Le socio-économique comme évidence
Depuis les études sur des panels d’élèves réalisées dans les années 90, à savoir Panel 95 et 97, on sait que les groupes d’immigrés et de descendants d’immigrés ont des résultats scolaires moins bons que ceux des natifs. Lorsqu’on étudie ces deux groupes il ressort directement que les descendants d’immigrés ont des conditions socio-économiques inférieures. Depuis les premières études sur les résultats scolaires à celle réalisée par Brinbaum en 2009 [2], on explique les difficultés des immigrés par la position sociale dominée de leurs parents dans la société. En effet les immigrés sont victimes d’inégalités sociales et celles-ci se reflètent à l’école. On observe bien sur ce tableau extrait des travaux de Brinbaum, les réelles différences sociales qui existent.
La limite de l’analyse socio-économique
Bien que le niveau socio-économique apparaît comme la justification des différences de résultats entre immigrés, il n’est pas satisfaisant pour analyser pleinement la situation. En effet, lorsqu’on étudie immigrés et natifs à niveau social égal les conclusions sont différentes. Les enfants d’immigrés ont plus tendance à être orientés en seconde générale ou technologique et à obtenir ces mêmes baccalauréats que les enfants de natifs du même milieu social. [11]. De plus, une étude comparative réalisée par Fouquet Chauprade montre qu’entre 2003 et 2012 le statut social des immigrés s’améliorent mais les résultats diminuent [8]. La condition socio-économique en France ne peut donc pas être vue comme la seule explication.
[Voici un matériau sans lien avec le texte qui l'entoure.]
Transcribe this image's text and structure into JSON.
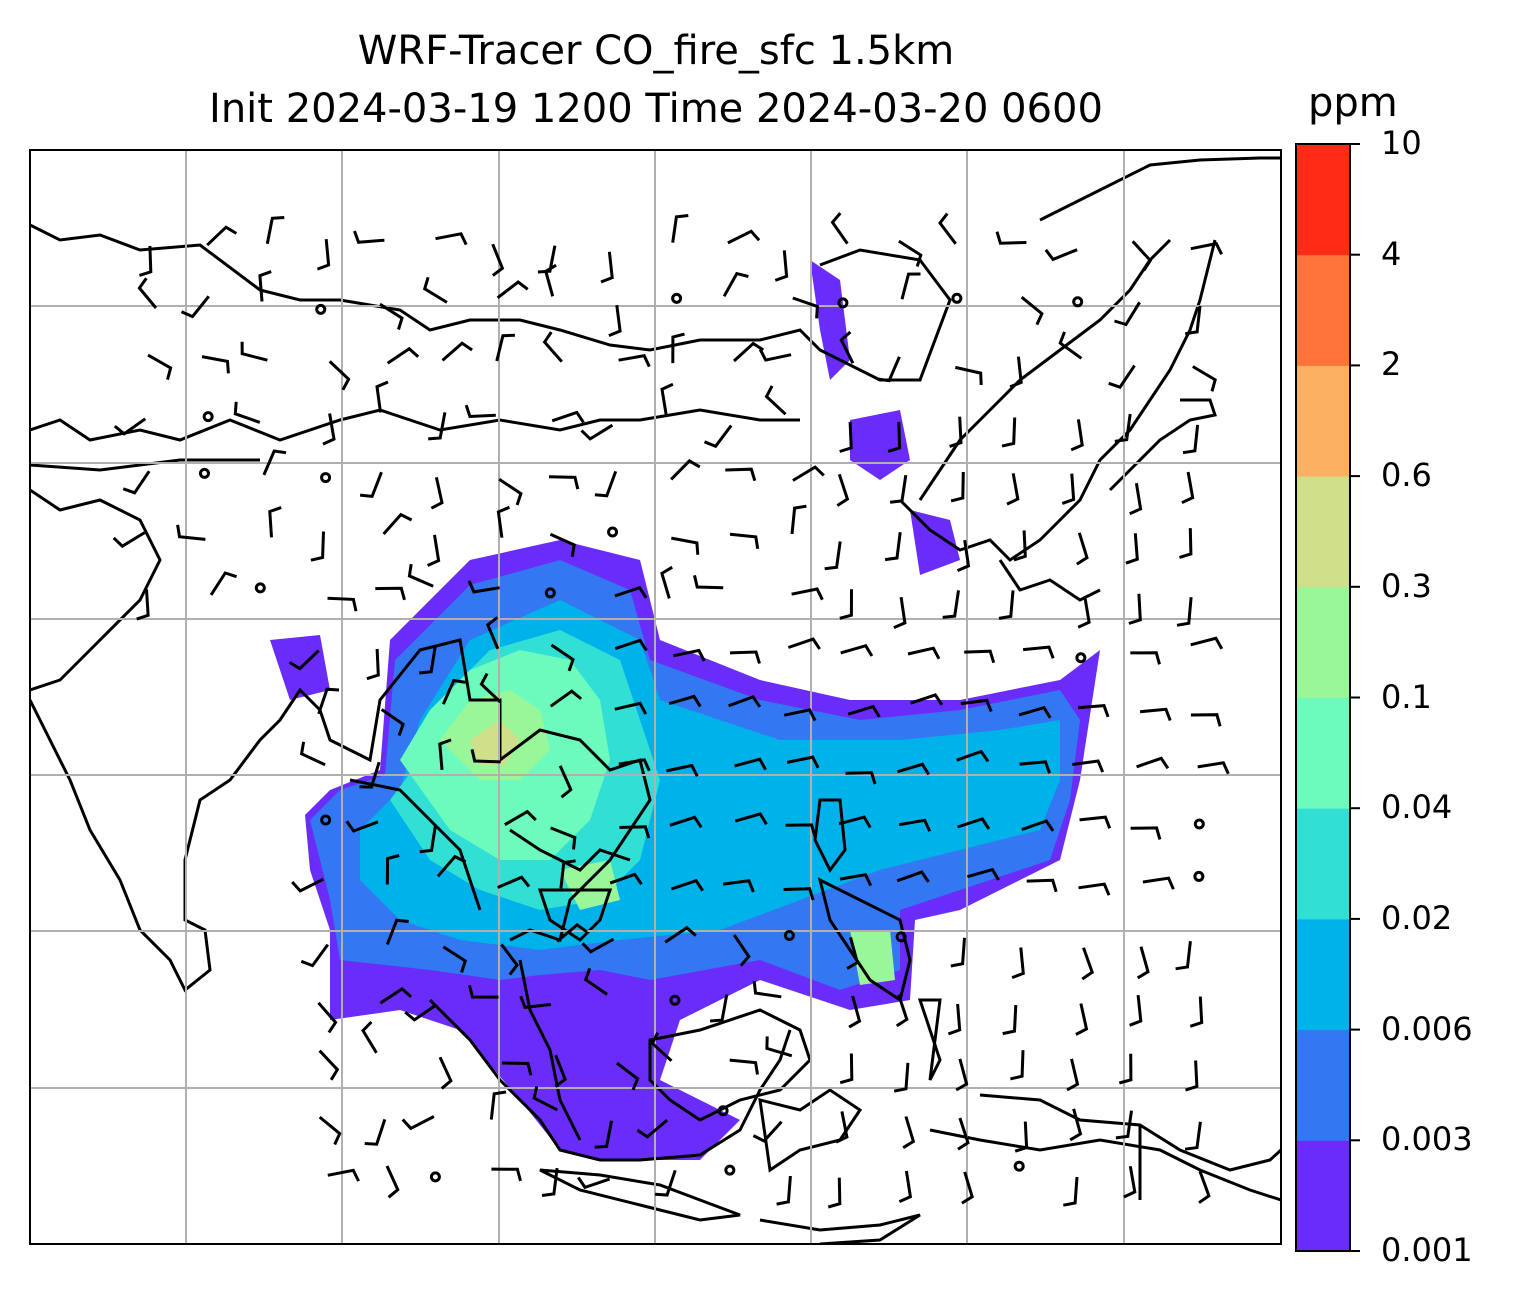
{
  "title_line1": "WRF-Tracer CO_fire_sfc 1.5km",
  "title_line2": "Init 2024-03-19 1200 Time 2024-03-20 0600",
  "colorbar": {
    "unit": "ppm",
    "levels": [
      "0.001",
      "0.003",
      "0.006",
      "0.02",
      "0.04",
      "0.1",
      "0.3",
      "0.6",
      "2",
      "4",
      "10"
    ],
    "colors": [
      "#6a2cf9",
      "#3377f2",
      "#00b2ea",
      "#31dfd4",
      "#6cfbbd",
      "#99f799",
      "#d0e08a",
      "#fbb062",
      "#fe7339",
      "#ff2b17"
    ]
  },
  "map_layers": {
    "coastlines": true,
    "gridlines": true,
    "wind_barbs": true,
    "fill_variable": "CO_fire_sfc"
  }
}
Lorsqu’on s’intéresse uniquement aux différentes catégories d’immigrés, on observe encore des différences. A niveau social égal, toutes les trajectoires scolaires des immigrés ne sont pas identiques. Il faut donc expliquer les différences de résultats qui persistent. Vu la pluralité qui existent au sein des immigrés, il semble difficile de considérer tout le monde de la même manière. Ainsi Ichou en 2014 se met à arrêter de supposer que le milieu social à la même influence sur tous les immigrés [11]. L’analyse devient plus fine pour étudier les différences. Une des clés de lecture de celles-ci est le contexte prémigratoire de la famille. Il y a plusieurs aspects à considérer.
L’origine prémigratoire
La première chose qu’on peut considérer est le pays d’origine de la famille. Lorsqu’on utilise des catégories d’analyse plus fine que la catégorie « immigrés » on observe que les résultats varient beaucoup [11]. Certains immigrés réussissent presque aussi bien que les natifs, ceux d’Asie du SE et de Chine, et inversement les Turcs ont le plus grand écart avec les natifs. Cela demeure même en pondérant par le niveau social.
Ce n’est pas le pays en tant que tel qui justifie ces écarts mais certaines caractéristiques prémigratoire qui y sont liés, notamment la position sociale d’origine. Les immigrés d’Asie du SE et de Chine avaient des positions sociales plus favorisées dans leur pays d’origine et étaient souvent éduqués [18]. C’est le groupe d’immigrés dans lequel on trouve le plus de pères cadres, de profession intermédiaire ou indépendant [16]. Ce sont eux qui aujourd’hui ont les meilleurs résultats, malgré leur position sociale défavorisée en France. A l’inverse les Turcs sont majoritairement issus de milieu ruraux, sans statut social favorable.
A cela vient s’ajouter le niveau d’étude dans le pays d’origine. Les parents français d’origine ont un niveau scolaire élevé dans l’ensemble. Les immigrés sont moins familiers avec l’école. Il y a là encore des différences au sein même des immigrés, qui se lisent bien selon le pays d’origine. Les parents du Maghreb n’ont souvent pas été scolarisés, contrairement à ceux d’Europe du Sud ou d’Asie du Sud [2].
A cela peut s’ajouter le projet migratoire. En ce qui concerne les Turcs, l’école n’est jamais au centre du projet migratoire alors que certains immigrés d’autres pays viennent en France pour donner à leurs enfants l’opportunité de faire des études. Cela se retrouve alors dans les aspirations scolaires qui divergent selon les pays d’origine. Les élèves originaires d’Asie du SE ont 1.38 fois plus de chances de souhaiter poursuivre après le bac que ceux d’Europe du Sud [16].
Il est donc nécessaire de ne pas se limiter à la simple explication des inégalités sociales. Il y a une pluralité nécessaire dans l’analyse. La notion de prémigratoire et le pays d’origine apparaissent comme quasi-déterminant dans le parcours. Il y a néanmoins d’autre facteurs déterminants dans la justification des inégalités qui ne sont pas de l’ordre des catégories statistiques.